So since Valentine’s Day is just around the corner, I thought this topic would be very appropriate. Love is a very abstract concept, as we all know. It comes in different forms and each type of love we feel is different. It’s like that saying goes, “You never experience the same love twice.” I think that’s pretty accurate.
How do you know when you love someone? I’m asking all of you because I’m not sure that I’ve ever experienced it. I mean, I know the love from my family, but that’s a little different. I’m talking about relationships. Your boyfriend. Your girlfriend. When I was in my first relationship, we used that word so loosely and we never even said it to each other’s faces. Looking back on it, we both realized that we did love each other, it just wasn’t in the way I wanted it. At the time, I thought I loved him romantically. But now that it’s in the past, whenever I reflect on it, I think that when I said I loved him, I meant it as a friend. I wanted him to be happy, regardless if I was in the picture or not and to be honest, I still feel that way. I really do wish him the best and hope life’s treating him well.

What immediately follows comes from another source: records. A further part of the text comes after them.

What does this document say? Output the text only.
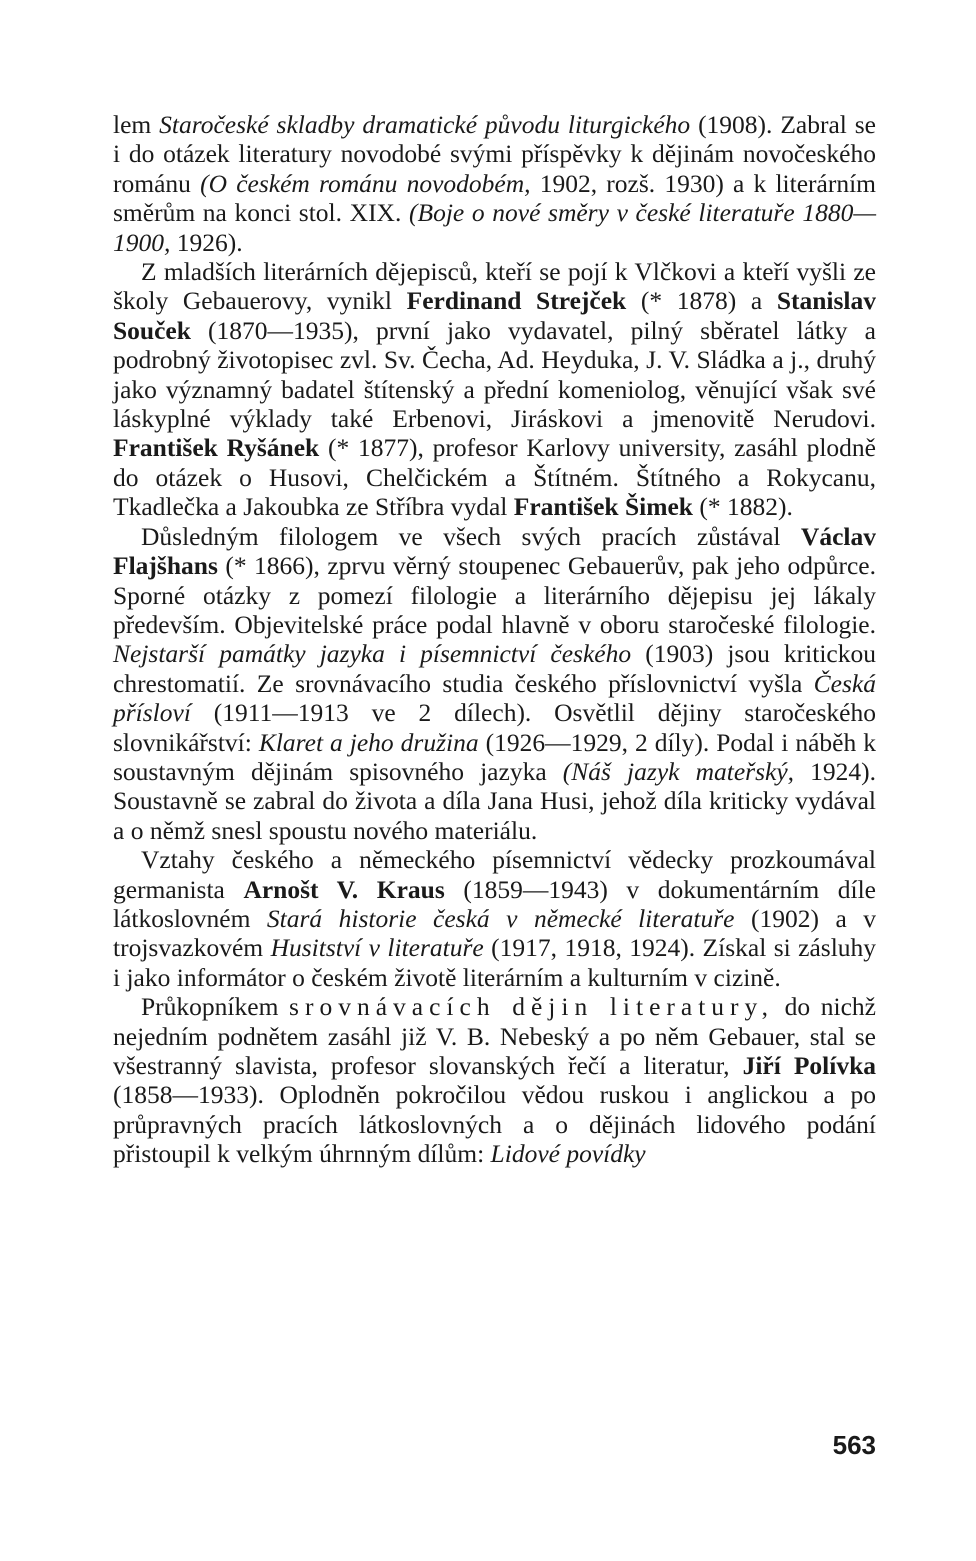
lem Staročeské skladby dramatické původu liturgického (1908). Zabral se i do otázek literatury novodobé svými příspěvky k dějinám novočeského románu (O českém románu novodobém, 1902, rozš. 1930) a k literárním směrům na konci stol. XIX. (Boje o nové směry v české literatuře 1880—1900, 1926).

Z mladších literárních dějepisců, kteří se pojí k Vlčkovi a kteří vyšli ze školy Gebauerovy, vynikl Ferdinand Strejček (* 1878) a Stanislav Souček (1870—1935), první jako vydavatel, pilný sběratel látky a podrobný životopisec zvl. Sv. Čecha, Ad. Heyduka, J. V. Sládka a j., druhý jako významný badatel štítenský a přední komeniolog, věnující však své láskyplné výklady také Erbenovi, Jiráskovi a jmenovitě Nerudovi. František Ryšánek (* 1877), profesor Karlovy university, zasáhl plodně do otázek o Husovi, Chelčickém a Štítném. Štítného a Rokycanu, Tkadlečka a Jakoubka ze Stříbra vydal František Šimek (* 1882).

Důsledným filologem ve všech svých pracích zůstával Václav Flajšhans (* 1866), zprvu věrný stoupenec Gebauerův, pak jeho odpůrce. Sporné otázky z pomezí filologie a literárního dějepisu jej lákaly především. Objevitelské práce podal hlavně v oboru staročeské filologie. Nejstarší památky jazyka i písemnictví českého (1903) jsou kritickou chrestomatií. Ze srovnávacího studia českého příslovnictví vyšla Česká přísloví (1911—1913 ve 2 dílech). Osvětlil dějiny staročeského slovnikářství: Klaret a jeho družina (1926—1929, 2 díly). Podal i náběh k soustavným dějinám spisovného jazyka (Náš jazyk mateřský, 1924). Soustavně se zabral do života a díla Jana Husi, jehož díla kriticky vydával a o němž snesl spoustu nového materiálu.

Vztahy českého a německého písemnictví vědecky prozkoumával germanista Arnošt V. Kraus (1859—1943) v dokumentárním díle látkoslovném Stará historie česká v německé literatuře (1902) a v trojsvazkovém Husitství v literatuře (1917, 1918, 1924). Získal si zásluhy i jako informátor o českém životě literárním a kulturním v cizině.

Průkopníkem srovnávacích dějin literatury, do nichž nejedním podnětem zasáhl již V. B. Nebeský a po něm Gebauer, stal se všestranný slavista, profesor slovanských řečí a literatur, Jiří Polívka (1858—1933). Oplodněn pokročilou vědou ruskou i anglickou a po průpravných pracích látkoslovných a o dějinách lidového podání přistoupil k velkým úhrnným dílům: Lidové povídky

563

Now I’ve got this new guy. We’re technically not in a relationship, but sometimes we act like it. I think labels scare him, so that’s why we’re taking it slow and just seeing where this goes. Some of you have directly told me that I love him…from the things I’ve written, the feelings I’ve expressed, etc. The truth is, I don’t know that I love him in that sense. I want to, but I don’t want to tell him that I love him until I actually mean it. To me, I’d rather hear those words once from someone and have him mean it, rather than say it a bunch of times and not really mean it…just saying it because it’s what I want to hear.

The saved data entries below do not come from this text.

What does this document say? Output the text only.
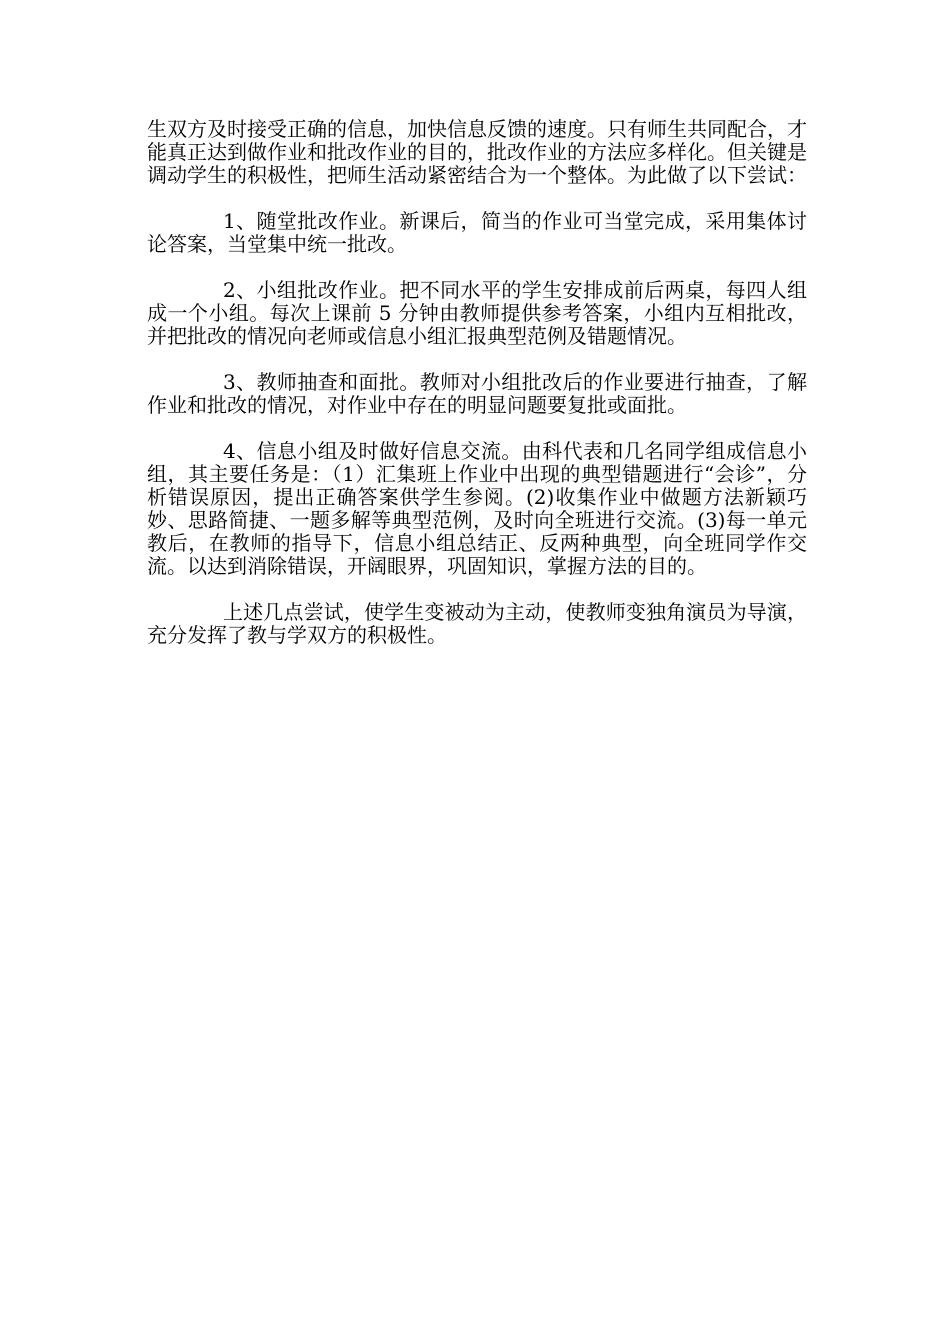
生双方及时接受正确的信息，加快信息反馈的速度。只有师生共同配合，才能真正达到做作业和批改作业的目的，批改作业的方法应多样化。但关键是调动学生的积极性，把师生活动紧密结合为一个整体。为此做了以下尝试：

1、随堂批改作业。新课后，简当的作业可当堂完成，采用集体讨论答案，当堂集中统一批改。

2、小组批改作业。把不同水平的学生安排成前后两桌，每四人组成一个小组。每次上课前 5 分钟由教师提供参考答案，小组内互相批改，并把批改的情况向老师或信息小组汇报典型范例及错题情况。

3、教师抽查和面批。教师对小组批改后的作业要进行抽查，了解作业和批改的情况，对作业中存在的明显问题要复批或面批。

4、信息小组及时做好信息交流。由科代表和几名同学组成信息小组，其主要任务是：（1）汇集班上作业中出现的典型错题进行“会诊”，分析错误原因，提出正确答案供学生参阅。(2)收集作业中做题方法新颖巧妙、思路简捷、一题多解等典型范例，及时向全班进行交流。(3)每一单元教后，在教师的指导下，信息小组总结正、反两种典型，向全班同学作交流。以达到消除错误，开阔眼界，巩固知识，掌握方法的目的。

上述几点尝试，使学生变被动为主动，使教师变独角演员为导演，充分发挥了教与学双方的积极性。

I’ve never told a guy I love him face to face. I’ve never expressed that kind of emotion towards a guy so I’m not sure what to expect. But I’ve always heard that you’ll know when you’re in love. I hope that’s the case. However, with that comes a fear…if it took me a long time to get over a relationship that shouldn’t have even been considered one, it makes me wonder how I will handle myself in this next relationship…new guy, new feelings, new chances. I know that with every relationship, pain is inevitable, but it scares me. I know I shouldn’t be, but no likes to have a fear of the unknown.
One thing I AM sure of is that I really like him. He’s literally the first person I think about when I wake up, and the last person I think about before I go to sleep (as a matter of fact, I had a dream last night and he was in it). I care about him a lot. It’s just a matter of time until something happens. I know I’m beginning to sound like a broken record repeating that over and over again. But he’s something special. I am so lucky and blessed to have him in my life and although we may not be in a relationship, he’s my best friend, I can tell him anything, I trust him, and I really like him. The more I’m around him, the more comfortable I’m beginning to feel (like I can be myself). My mind has never been so consumed with thoughts about just one person before, so I think that says a lot. I would hope he feels the same way, but I can only speak for myself.
Have you ever been in love? What did it feel like? Do you think the word “love” is used too loosely in relationships and the dating world?